What a surprise when the lady decided to join Kenny Anthony and others, some with highly-publicized, less than savory track records, to contest for a seat in parliament. Few had earlier imagined her in political costume, such had been her perceived contempt for the breed.
The still greater surprise was that churchy Emma had brought to his knees the Labour Party’s Lenard Montoute, whom a campaign-weary Kenny Anthony had described following the 2001 general elections as someone who could teach his deputy Mario Michel a thing or two about inter-personal relations—“a future star!” (Who knows for sure if that was the SLP leader’s way of saying he looked forward to bringing in the particular lost sheep?)
Yep, so that was the Emma Hippolyte I used to know; the Emma I now miss. Oh, I know some will say what happened to her was politics. By which they would suggest the Emma I once knew is still very much around, albeit with a retooled tongue. I don’t buy that. I have every intention of continuing my search for the missing Emma.
How can I be expected to believe the masquerader at the commerce ministry is the same no-nonsense, take-no-prisoners soldier for justice as had written those earlier cited audit reports; who had so often railed against don’t-give-a-damn governance—never mind she got fired for her meticulousness?

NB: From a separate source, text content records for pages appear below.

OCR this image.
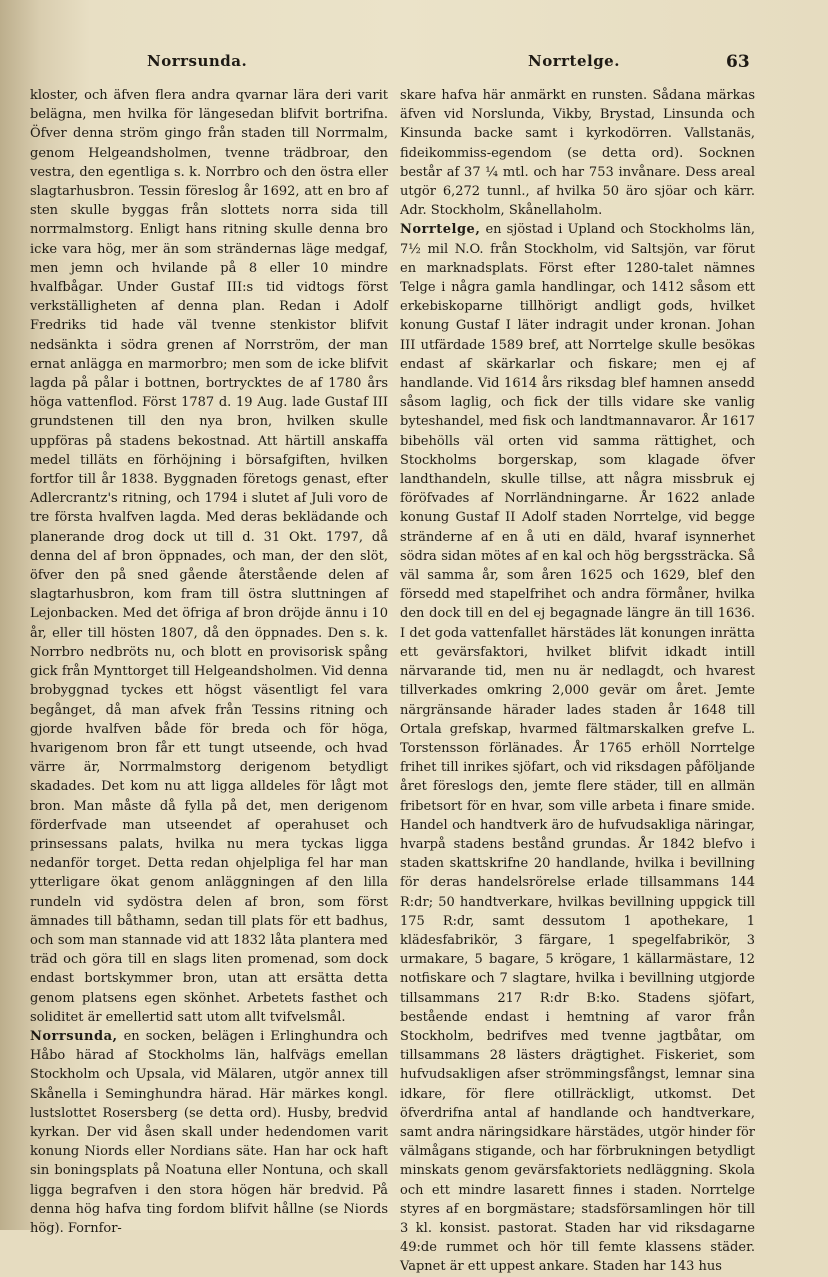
Norrsunda.	Norrtelge.	63

kloster, och äfven flera andra qvarnar lära deri varit belägna, men hvilka för längesedan blifvit bortrifna. Öfver denna ström gingo från staden till Norrmalm, genom Helgeandsholmen, tvenne trädbroar, den vestra, den egentliga s. k. Norrbro och den östra eller slagtarhusbron. Tessin föreslog år 1692, att en bro af sten skulle byggas från slottets norra sida till norrmalmstorg. Enligt hans ritning skulle denna bro icke vara hög, mer än som strändernas läge medgaf, men jemn och hvilande på 8 eller 10 mindre hvalfbågar. Under Gustaf III:s tid vidtogs först verkställigheten af denna plan. Redan i Adolf Fredriks tid hade väl tvenne stenkistor blifvit nedsänkta i södra grenen af Norrström, der man ernat anlägga en marmorbro; men som de icke blifvit lagda på pålar i bottnen, bortrycktes de af 1780 års höga vattenflod. Först 1787 d. 19 Aug. lade Gustaf III grundstenen till den nya bron, hvilken skulle uppföras på stadens bekostnad. Att härtill anskaffa medel tilläts en förhöjning i börsafgiften, hvilken fortfor till år 1838. Byggnaden företogs genast, efter Adlercrantz's ritning, och 1794 i slutet af Juli voro de tre första hvalfven lagda. Med deras beklädande och planerande drog dock ut till d. 31 Okt. 1797, då denna del af bron öppnades, och man, der den slöt, öfver den på sned gående återstående delen af slagtarhusbron, kom fram till östra sluttningen af Lejonbacken. Med det öfriga af bron dröjde ännu i 10 år, eller till hösten 1807, då den öppnades. Den s. k. Norrbro nedbröts nu, och blott en provisorisk spång gick från Mynttorget till Helgeandsholmen. Vid denna brobyggnad tyckes ett högst väsentligt fel vara begånget, då man afvek från Tessins ritning och gjorde hvalfven både för breda och för höga, hvarigenom bron får ett tungt utseende, och hvad värre är, Norrmalmstorg derigenom betydligt skadades. Det kom nu att ligga alldeles för lågt mot bron. Man måste då fylla på det, men derigenom förderfvade man utseendet af operahuset och prinsessans palats, hvilka nu mera tyckas ligga nedanför torget. Detta redan ohjelpliga fel har man ytterligare ökat genom anläggningen af den lilla rundeln vid sydöstra delen af bron, som först ämnades till båthamn, sedan till plats för ett badhus, och som man stannade vid att 1832 låta plantera med träd och göra till en slags liten promenad, som dock endast bortskymmer bron, utan att ersätta detta genom platsens egen skönhet. Arbetets fasthet och soliditet är emellertid satt utom allt tvifvelsmål.

Norrsunda, en socken, belägen i Erlinghundra och Håbo härad af Stockholms län, halfvägs emellan Stockholm och Upsala, vid Mälaren, utgör annex till Skånella i Seminghundra härad. Här märkes kongl. lustslottet Rosersberg (se detta ord). Husby, bredvid kyrkan. Der vid åsen skall under hedendomen varit konung Niords eller Nordians säte. Han har ock haft sin boningsplats på Noatuna eller Nontuna, och skall ligga begrafven i den stora högen här bredvid. På denna hög hafva ting fordom blifvit hållne (se Niords hög). Fornfor-

skare hafva här anmärkt en runsten. Sådana märkas äfven vid Norslunda, Vikby, Brystad, Linsunda och Kinsunda backe samt i kyrkodörren. Vallstanäs, fideikommiss-egendom (se detta ord). Socknen består af 37 ¼ mtl. och har 753 invånare. Dess areal utgör 6,272 tunnl., af hvilka 50 äro sjöar och kärr. Adr. Stockholm, Skånellaholm.

Norrtelge, en sjöstad i Upland och Stockholms län, 7½ mil N.O. från Stockholm, vid Saltsjön, var förut en marknadsplats. Först efter 1280-talet nämnes Telge i några gamla handlingar, och 1412 såsom ett erkebiskoparne tillhörigt andligt gods, hvilket konung Gustaf I läter indragit under kronan. Johan III utfärdade 1589 bref, att Norrtelge skulle besökas endast af skärkarlar och fiskare; men ej af handlande. Vid 1614 års riksdag blef hamnen ansedd såsom laglig, och fick der tills vidare ske vanlig byteshandel, med fisk och landtmannavaror. År 1617 bibehölls väl orten vid samma rättighet, och Stockholms borgerskap, som klagade öfver landthandeln, skulle tillse, att några missbruk ej föröfvades af Norrländningarne. År 1622 anlade konung Gustaf II Adolf staden Norrtelge, vid begge stränderne af en å uti en däld, hvaraf isynnerhet södra sidan mötes af en kal och hög bergssträcka. Så väl samma år, som åren 1625 och 1629, blef den försedd med stapelfrihet och andra förmåner, hvilka den dock till en del ej begagnade längre än till 1636. I det goda vattenfallet härstädes lät konungen inrätta ett gevärsfaktori, hvilket blifvit idkadt intill närvarande tid, men nu är nedlagdt, och hvarest tillverkades omkring 2,000 gevär om året. Jemte närgränsande härader lades staden år 1648 till Ortala grefskap, hvarmed fältmarskalken grefve L. Torstensson förlänades. År 1765 erhöll Norrtelge frihet till inrikes sjöfart, och vid riksdagen påföljande året föreslogs den, jemte flere städer, till en allmän fribetsort för en hvar, som ville arbeta i finare smide. Handel och handtverk äro de hufvudsakliga näringar, hvarpå stadens bestånd grundas. År 1842 blefvo i staden skattskrifne 20 handlande, hvilka i bevillning för deras handelsrörelse erlade tillsammans 144 R:dr; 50 handtverkare, hvilkas bevillning uppgick till 175 R:dr, samt dessutom 1 apothekare, 1 klädesfabrikör, 3 färgare, 1 spegelfabrikör, 3 urmakare, 5 bagare, 5 krögare, 1 källarmästare, 12 notfiskare och 7 slagtare, hvilka i bevillning utgjorde tillsammans 217 R:dr B:ko. Stadens sjöfart, bestående endast i hemtning af varor från Stockholm, bedrifves med tvenne jagtbåtar, om tillsammans 28 lästers drägtighet. Fiskeriet, som hufvudsakligen afser strömmingsfångst, lemnar sina idkare, för flere otillräckligt, utkomst. Det öfverdrifna antal af handlande och handtverkare, samt andra näringsidkare härstädes, utgör hinder för välmågans stigande, och har förbrukningen betydligt minskats genom gevärsfaktoriets nedläggning. Skola och ett mindre lasarett finnes i staden. Norrtelge styres af en borgmästare; stadsförsamlingen hör till 3 kl. konsist. pastorat. Staden har vid riksdagarne 49:de rummet och hör till femte klassens städer. Vapnet är ett uppest ankare. Staden har 143 hus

The Emma I used to know would’ve stood her ground against what she had so often described as the corrupting influences of organized gambling.
Having promised her victory in the 2011 elections would mark the end of VLTs in Saint Lucia, the Emma I used to know would not have stepped aside so her party leader might do what in good conscience she could not bring herself to do. And then, when later challenged by shocked reporters on the VLT matter, casually say “the prime minister did nothing wrong.”
The Emma I used to know would by now have publicly commented on the operations of a government that has not seen a report from the Director of Audit since March 2003—eleven years.
Certainly the Emma I once knew would have wanted to know, on behalf of the people, how Jack Grynberg acquired a license to explore 83 million acres of Saint Lucia’s seabed—a matter now before the ICSID that could cost this broke country’s taxpayers US$500 million if the tribunal permits Grynberg his way.
Not even the recent shocking revelation, that local taxpayers were forking out untold amounts to pay for the retained services of some of the world’s most expensive lawyers, has moved the make-believe Emma to comment. A sure sign the woman at the commerce ministry is not whom she pretends to be.
Wherever you are, Emma, please come back.